El Maestro se volvió rápidamente hacia él, y el mago elfo supo que, una vez más, había leído en sus pensamientos como en un libro abierto. Suspiró; por primera vez se daba cuenta de lo solo que había estado todos aquellos años en la Torre.

—Dana y Aonia pronto estarán aquí —le dijo al Maestro, sin volverse para mirarlo.

—Lo sé —se limitó a responder el hechicero—. Las estoy esperando.

Fenris se encogió de hombros. En el templo había tenido por un instante la esperanza de que el espíritu de Aonia, encarnado en el cuerpo de la enana Maritta, lograse derrotar al Maestro; pero no había sido así, y, ahora que él estaba en la Torre, sería aún más difícil vencerlo.

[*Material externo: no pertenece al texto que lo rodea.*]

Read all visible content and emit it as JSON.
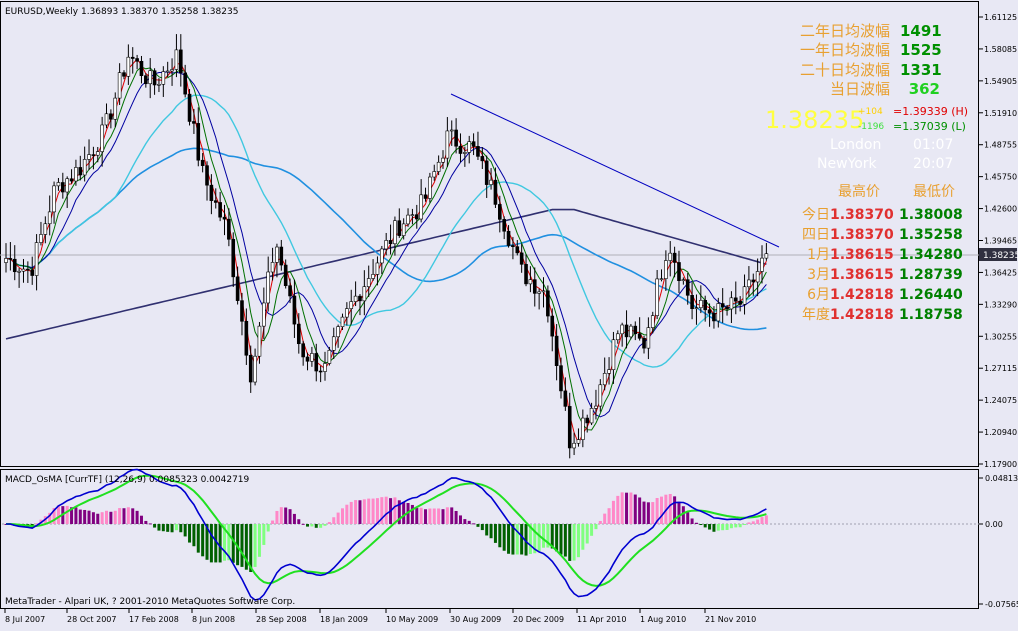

El elfo miró de reojo a su mentor, que había vuelto a centrarse en los manuscritos. No sabía qué había visto el viejo mago en el fondo del Pozo de los Reflejos, pero lo que sí parecía claro era que esa visión había truncado por completo su vieja ambición de poseer el espíritu de un unicornio. ¿Qué iba a hacer el Maestro ahora? Fenris no lo sabía, pero sospechaba que nada bueno. El Amo de la Torre, que habitualmente se mostraba sereno y siempre lo tenía todo bajo control, caminaba ahora nervioso de un lugar a otro, farfullando palabras ininteligibles y con expresión extraviada. Fenris temía que se hubiera vuelto loco. «Pero eso tampoco cambiaría mucho las cosas», pensó, ya sin importarle que el mago leyese en su mente.

Suspiró de nuevo y dirigió su mirada al exterior. Los copos de nieve azotaban con furia las vetustas paredes de la Torre. A los pies de la alta construcción, los lobos seguían vigilando, esperando un momento de distracción de aquel terrible elfo—lobo para entrar y ajustarle cuentas al traidor que durante tantos años había usurpado la Torre. «Debería dejarles entrar», se repitió a sí mismo Fenris, con seriedad.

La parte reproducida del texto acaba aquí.